Kasus beras plastik semakin simpang siur ketika Sucofindo dan Badan Peneliti Obat dan Makanan mengumumkan hasil yang berbeda saat menguji beras yang diduga mengandung plastik. Sejak awal, PT Sucofindo (Persero) menyatakan beras temuan Dewi Septiani, warga Bekasi, dua pekan lalu, mengandung beberapa senyawa kimia. Sedangkan BPOM tidak menemukan kandungan apa pun yang berbahaya bagi manusia.
Berdasarkan akreditasi, Fajar mengatakan, Sucofindo diakui bisa menganalisis beras. Sedangkan, BPOM itu urusannya obat dan makanan, dan lebih banyak meneliti obat. Dalam akreditasinya tidak disebutkan BPOM kredibel untuk analisis polimer. Sedangkan Sucofindo yang dianalisis kompleks. “BPOM saya tidak menemukannya,” kata doktor lulusan University of Innsbruck ini.
Meski dalam kasus ini Sucofindo lebih kredibel, Fajar mengatakan, bukan jaminan Sucofindo benar. Sebab, kata dia, pernah menemukan beberapa laboratorium yang telah terakreditasi juga ngawur dalam menguji. “Pas mau akreditasi aja ngujinya beneran,” kata Fajar, yang saat ini sedang berada di Gnadenwald, Tirol, Austria, ini.
Fajar mengatakan, akreditasi itu memastikan laboratorium itu melakukan pengujian sesuai kemampuan. Akreditasi itu menyebutkan laboratorium yang bersangkutan kompeten menganalisis parameter tertentu dari material tertentu. “Ndak waton iso nguji (tidak asal bisa menguji).”
Baca Juga:
Menanggapi apakah beras plastik kemungkinan ada? Fajar mengatakan hal itu bukan bukan sesuatu yang tidak mungkin. Dari pengalamannya baru-baru ini, dia mengatakan, terlibat dalam riset mencampur plastik dengan serat daun nanas. “Artinya plastik dengan serat alam memang mungkin campur.”
Sebelumnya, Sucofindo menyatakan sampel beras mengandung tiga senyawa pelentur plastik. Namun lima lembaga pemerintah menyatakan sebaliknya: tidak ada senyawa plastik di dalam beras. Sucofindo, yang bergerak dalam bidang pemeriksaan, pengawasan, pengujian, dan pengkajian produk, bergeming.

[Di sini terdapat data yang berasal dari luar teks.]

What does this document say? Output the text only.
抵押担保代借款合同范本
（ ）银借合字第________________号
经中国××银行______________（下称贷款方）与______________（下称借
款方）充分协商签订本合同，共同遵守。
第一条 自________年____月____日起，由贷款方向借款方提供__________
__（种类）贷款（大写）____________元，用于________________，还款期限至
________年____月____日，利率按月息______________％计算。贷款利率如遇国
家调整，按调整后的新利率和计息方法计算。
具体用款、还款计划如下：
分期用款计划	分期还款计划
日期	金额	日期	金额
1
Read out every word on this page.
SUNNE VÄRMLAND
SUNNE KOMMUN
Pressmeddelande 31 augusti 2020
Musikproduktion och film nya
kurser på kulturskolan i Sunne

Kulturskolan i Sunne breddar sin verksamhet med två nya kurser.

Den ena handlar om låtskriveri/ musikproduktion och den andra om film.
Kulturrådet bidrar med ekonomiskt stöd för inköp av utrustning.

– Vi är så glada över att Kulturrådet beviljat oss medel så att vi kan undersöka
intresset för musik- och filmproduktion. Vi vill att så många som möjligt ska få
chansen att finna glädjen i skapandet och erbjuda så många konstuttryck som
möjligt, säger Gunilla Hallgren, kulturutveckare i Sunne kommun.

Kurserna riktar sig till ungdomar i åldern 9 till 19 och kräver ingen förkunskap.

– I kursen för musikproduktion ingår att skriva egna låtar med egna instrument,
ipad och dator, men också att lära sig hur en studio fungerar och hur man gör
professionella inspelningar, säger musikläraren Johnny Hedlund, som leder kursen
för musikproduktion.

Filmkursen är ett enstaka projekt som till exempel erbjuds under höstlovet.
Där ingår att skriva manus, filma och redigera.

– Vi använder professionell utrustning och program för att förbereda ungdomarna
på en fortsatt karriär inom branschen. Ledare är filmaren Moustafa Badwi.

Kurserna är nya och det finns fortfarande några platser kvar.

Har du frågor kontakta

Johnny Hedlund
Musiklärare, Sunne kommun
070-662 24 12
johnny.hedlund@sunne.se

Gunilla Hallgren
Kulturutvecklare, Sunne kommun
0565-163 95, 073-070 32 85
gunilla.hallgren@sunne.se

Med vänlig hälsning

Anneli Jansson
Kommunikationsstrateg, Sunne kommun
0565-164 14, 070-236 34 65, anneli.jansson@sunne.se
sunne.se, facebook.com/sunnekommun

Juru bicara Sucofindo, Hotma Muliana Sibuea, Hotma menampik dugaan alat uji pada laboratorium mereka terkontaminasi, seperti disampaikan Kepala Kepolisian RI Jenderal Badrodin Haiti. Ia menyatakan fasilitas laboratorium Sucofindo telah mengantongi sertifikat ISO 17025. Artinya, semua alat dan proses penelitian sudah terstandardisasi dengan cermat. "Kami yakin hasil laboratorium kami akurat," kata dia di kantornya kemarin.
Hotma juga memastikan sampel diuji di laboratorium Sucofindo di Cibitung. Senyawa yang ditemukan lantas dicocokkan dengan arsip laboratorium, dan dipastikan hasilnya adalah tiga senyawa pelentur plastik, yaitu bis (2-ethylhexyl), phthalate (DEHP), benzyl butyl phthalate (BBP), dan diisononyl phthalate (DINP). Ketiganya dikenal sebagai bahan pelentur polivynil chloride yang beracun bagi manusia.
Sedangkan Kepala Badan Pengawasan Obat dan Makanan Roy Sparringa mengatakan pihaknya tidak menemukan kandungan plastik dan logam berat yang biasa terdapat dalam plastik, seperti timbal. Ia menduga Sucofindo tak melakukan baku pembanding berdasarkan kesepadanan substansi hingga titik leleh. “Kami siap menemui Sucofindo untuk mendiskusikan perbedaan hasil ini,” ucapnya.